Sure enough, after returning to the office, Miranda negotiated one day a week working from home so she could better balance a frantic business life with three daughters under the age of six. But her colleagues soon set her up to fail, organising key meetings on her Fridays at home and gradually pinching her best clients. Eventually she resigned and put together a portfolio career while being a hands-on mother and chief writer of the school Christmas panto, a route so many disillusioned Kate Reddys ended up taking.
When the first Kate Reddy column appeared in the paper a few weeks later, it was as if I’d opened a furnace door, so intense was the blast of recognition from readers. Women started to send me their own crazy stories and I began a file of what I called “Kate Reddy Moments”. One marketing manager said she had just got back to work after giving birth to her second child and took a client out for lunch. Sleep-deprived, she drifted off during the main course and awoke with a jolt to see her client putting a forkful of food into his mouth. Before she could stop herself, she cooed, “Is that yummy in your tummy?”
I now wonder what difference, if any, the book made to readers’ lives. I’ve spoken to thousands of them and had emails and letters from many more. They say it enabled them to start a conversation in their office about things that had been too hard to say before. The Kate Reddys found each other and that gave them courage. For the first time, they knew they were not alone.
Back then, many of the (mostly male) bosses were married to women who stayed home to raise the children. They had no clue how demanding things could be for a mother who worked. Today, many male executives play a much more hands-on role as dads and their partners are likely to have a career. And, of course, many more bosses are women, and hooray for that! This has made a huge difference in transforming workplace attitudes.

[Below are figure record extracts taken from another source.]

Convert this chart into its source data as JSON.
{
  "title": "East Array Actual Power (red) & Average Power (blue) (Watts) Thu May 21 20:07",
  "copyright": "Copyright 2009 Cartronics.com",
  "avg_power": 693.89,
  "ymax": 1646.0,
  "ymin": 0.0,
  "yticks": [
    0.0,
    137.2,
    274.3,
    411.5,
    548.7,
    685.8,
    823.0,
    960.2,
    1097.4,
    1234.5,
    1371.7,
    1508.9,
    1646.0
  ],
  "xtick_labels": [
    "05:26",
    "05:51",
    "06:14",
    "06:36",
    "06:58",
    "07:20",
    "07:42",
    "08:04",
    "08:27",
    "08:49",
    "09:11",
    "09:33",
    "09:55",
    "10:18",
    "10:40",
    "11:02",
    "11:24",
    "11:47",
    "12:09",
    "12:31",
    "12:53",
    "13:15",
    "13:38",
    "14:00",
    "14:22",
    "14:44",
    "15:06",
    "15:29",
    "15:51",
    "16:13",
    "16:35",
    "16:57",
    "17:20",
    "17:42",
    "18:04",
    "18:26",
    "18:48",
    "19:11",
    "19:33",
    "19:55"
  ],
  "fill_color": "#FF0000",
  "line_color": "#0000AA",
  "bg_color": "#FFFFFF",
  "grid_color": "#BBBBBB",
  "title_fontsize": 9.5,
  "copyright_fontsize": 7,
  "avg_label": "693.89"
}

For several years I campaigned with a charity for better work-life balance. I knew how mums just needed some flexibility to fulfil their caring responsibilities, like taking a little one to a medical appointment or their first day at school. In the end it took a global pandemic to prove that working from home was not only possible but actually good for families and firms. Millions of mums and dads discovered the pleasure of spending proper time with their children in 2020-21, and they won’t give it up in a hurry.
Do I think that things are better today for working mothers than when I set down the experiences of the Having It All generation? I’m sure they are. In 1996, when I had my first baby, paid maternity leave to which all employed women were entitled was 14 weeks. Most women I knew didn’t dare take more than four months and the truly ambitious were back at their desk the day after a C-section. It was madness; bad for baby and mother. More than that, women in the workplace no longer have to hide motherhood like a guilty secret, as Kate Reddy did. They don’t have “tougher lives than their own mothers”, in that devastating phrase that inspired me to write a novel. If I Don’t Know How She Does It played any part in improving the lives of our daughters and granddaughters, then I am the proudest author alive.